Какое-то время он бегает глазами по моему лицу, которому я стараюсь придать каменное выражение.
— Нет, я их испытываю, — медленно, с настойчивостью говорит он. — Но то, что я рационален — да, это правда. Чувства — они в другой плоскости лежат.
— У вас бывали сильные чувства во время недавних митингов?
— Это вообще не вопрос чувств.
— То есть у вас не было сильных эмоций? Странно, — я картинно усмехаюсь. — Я и то чувствовала себя… частью своей страны. А вы метите в вожаки…
— Я часто выступаю на митингах, мне давно знакомо это чувство вибрирующей толпы… Но если ему поддаться, потеряешь логику процесса.
— И вы рассчитываете стать вожаком, ничего не чувствуя на митингах?
— Чувства рождаются в отношении конкретного человека, и ты помнишь этого человека и связь с ним. А толпа безлика. Толпа — это… возбуждение. Да… — задумчиво говорит он, как будто отвечает не мне, а самому себе. — Да… это возбуждение. Когда вы занимаетесь любовью, можно любить, а можно заниматься сексом. Когда ты стоишь на трибуне, у тебя — адреналин. Какой-то взрыв. Но это не чувство. Митинг — это эрекция.
— Надеюсь, вы не пожалеете о своих сравнениях, — говорю я, и Пономарев улыбается. — Будь я американской журналисткой…
— Но вы не американская журналистка. Тем более сами задаете такие вопросы.

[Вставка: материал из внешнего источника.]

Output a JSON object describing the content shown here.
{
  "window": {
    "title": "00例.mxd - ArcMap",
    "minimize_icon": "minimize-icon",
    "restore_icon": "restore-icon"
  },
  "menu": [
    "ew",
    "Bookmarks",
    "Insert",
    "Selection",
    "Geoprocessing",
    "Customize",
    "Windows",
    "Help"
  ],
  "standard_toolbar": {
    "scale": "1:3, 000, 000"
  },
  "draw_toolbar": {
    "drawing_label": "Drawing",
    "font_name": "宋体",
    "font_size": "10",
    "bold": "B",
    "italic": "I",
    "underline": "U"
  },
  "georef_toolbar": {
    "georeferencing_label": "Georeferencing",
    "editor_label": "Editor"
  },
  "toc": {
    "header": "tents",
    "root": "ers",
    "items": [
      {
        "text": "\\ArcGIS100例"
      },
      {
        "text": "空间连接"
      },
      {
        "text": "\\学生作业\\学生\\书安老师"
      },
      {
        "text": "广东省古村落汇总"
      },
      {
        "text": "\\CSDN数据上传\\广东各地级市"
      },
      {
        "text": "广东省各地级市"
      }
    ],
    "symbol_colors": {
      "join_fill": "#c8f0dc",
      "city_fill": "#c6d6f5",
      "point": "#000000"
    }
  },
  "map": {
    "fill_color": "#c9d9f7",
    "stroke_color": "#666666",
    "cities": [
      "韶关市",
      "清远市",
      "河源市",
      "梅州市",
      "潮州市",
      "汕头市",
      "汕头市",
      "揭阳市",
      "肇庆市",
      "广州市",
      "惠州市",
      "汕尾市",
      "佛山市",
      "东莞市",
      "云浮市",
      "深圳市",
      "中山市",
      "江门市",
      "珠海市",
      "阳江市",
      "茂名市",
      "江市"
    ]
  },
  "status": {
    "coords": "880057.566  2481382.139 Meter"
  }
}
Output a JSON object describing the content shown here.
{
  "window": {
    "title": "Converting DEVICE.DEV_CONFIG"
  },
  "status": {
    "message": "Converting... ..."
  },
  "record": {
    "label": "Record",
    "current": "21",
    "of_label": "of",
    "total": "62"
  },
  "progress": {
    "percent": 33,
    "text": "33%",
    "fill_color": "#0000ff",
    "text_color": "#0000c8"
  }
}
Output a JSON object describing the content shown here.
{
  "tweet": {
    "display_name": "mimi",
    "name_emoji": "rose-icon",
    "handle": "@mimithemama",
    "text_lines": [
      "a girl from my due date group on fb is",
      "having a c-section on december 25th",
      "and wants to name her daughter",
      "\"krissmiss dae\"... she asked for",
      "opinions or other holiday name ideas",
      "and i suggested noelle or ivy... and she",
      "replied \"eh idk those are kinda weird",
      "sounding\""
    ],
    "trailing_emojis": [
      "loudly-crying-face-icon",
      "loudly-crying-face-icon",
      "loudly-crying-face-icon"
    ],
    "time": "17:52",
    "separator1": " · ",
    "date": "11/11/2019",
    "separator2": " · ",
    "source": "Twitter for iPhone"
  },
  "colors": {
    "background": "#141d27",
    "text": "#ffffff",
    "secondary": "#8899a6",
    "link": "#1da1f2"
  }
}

— Про эрекцию я вас не спрашивала.
— Но вы задаете вопросы мужчине. И, конечно, он обратится к этой сфере… Один из моих любимых фильмов — «Магнолия» с Томом Крузом. Там он играет кого-то типа мачо, который учит толстых и потных мужиков, как им соблазнять женщин. Вы должны ее сначала укротить, соблазнить, а потом бросить. И к нему приходит брать интервью журналистка — вы даже внешне на нее похожи. Она задает похожие по стилю вопросы, и он ее эпатирует.
— Вы меня эпатируете?
— Нет.
— Сравниваете себя с мачо?
— Нет…
— Каков итог этой зимы? Мы ведь думали, что теперь все будет по-другому. У нас были большие надежды.
—
— Где?
— В Москве… Я этого очень боюсь. — За нашим столом наступает глубокое молчание.
— Это вы про что? — негромко спрашиваю я.

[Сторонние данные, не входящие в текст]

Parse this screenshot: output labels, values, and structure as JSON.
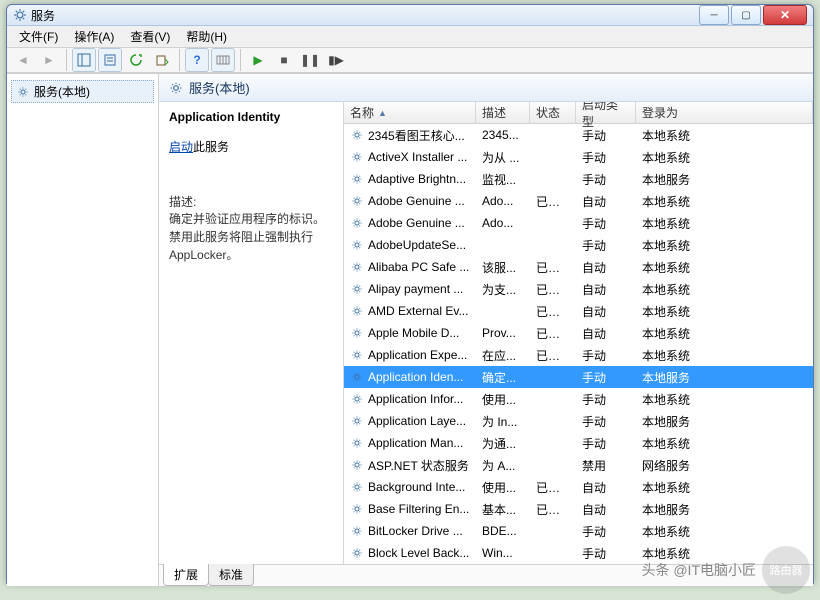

— Эта ситуация сама по себе не рассосется. Может уменьшиться количество людей на улицах, но напряжение, особенно в элитах, будет усугубляться. Оно не схлынуло после 4 марта. Оно могло бы уменьшиться, если бы хватило мудрости пойти на выборы в два тура. А так риски выросли — этот раскол надо как-то преодолевать. И самый простой способ — шоковые потрясения. Ими может стать и физическое насилие в адрес лидера оппозиции, и террористический акт…
Произнеся эти слова, он умолкает с хмурым лицом, и кажется, его молчание бурит глубокую воронку в белом ресторане, но падает в нее только наш столик.
— То есть вы хотите сказать… что у нас во власти находятся люди, готовые решать свои проблемы, взорвав сотню-другую человек в метро?
— А с чего Доку Умарову делать заявления: ребята, если что-то случится, мы тут ни при чем.
— Но, может, Доку Умаров — не тот человек, слову которого стоит верить?
— Я далек от мысли, что есть прямые команды. Но существует язык намеков, провокаций и косвенных воздействий, который может побудить людей сделать шаг в ту или эту сторону.
— О терактах быстро забывают. Это плохой инструмент подавления протестов.
— Но тактическую задачу это решит. Теракт — это чрезвычайное положение, отмена всех митингов. Ну, вспомните историю с Бесланом. Каким образом запрет губернаторских выборов связан с кровавой баней в школе, которая была произведена по приказу мы знаем кого?
— Это вы знаете. А мы не знаем. Кого?
— Первого лица, которое только что переизбралось президентом Российской Федерации.
— Вы же сейчас провоцируете.
— Пусть ответит.
— А если не снизойдет?
— Ради бога…
— Вы рискуете, когда это говорите?
— Я гораздо больше рискую, когда говорю про финансовые интересы этих товарищей.
— Но ведь мы уже выяснили, что вы рациональный человек. Вы просто знаете, что с вами ничего не случится. Была бы реальная угроза — вы бы всего этого мне сейчас не говорили.
— Видишь, у меня нос сломан, — он дотрагивается до носа. — Ситуации риска в моей жизни случались.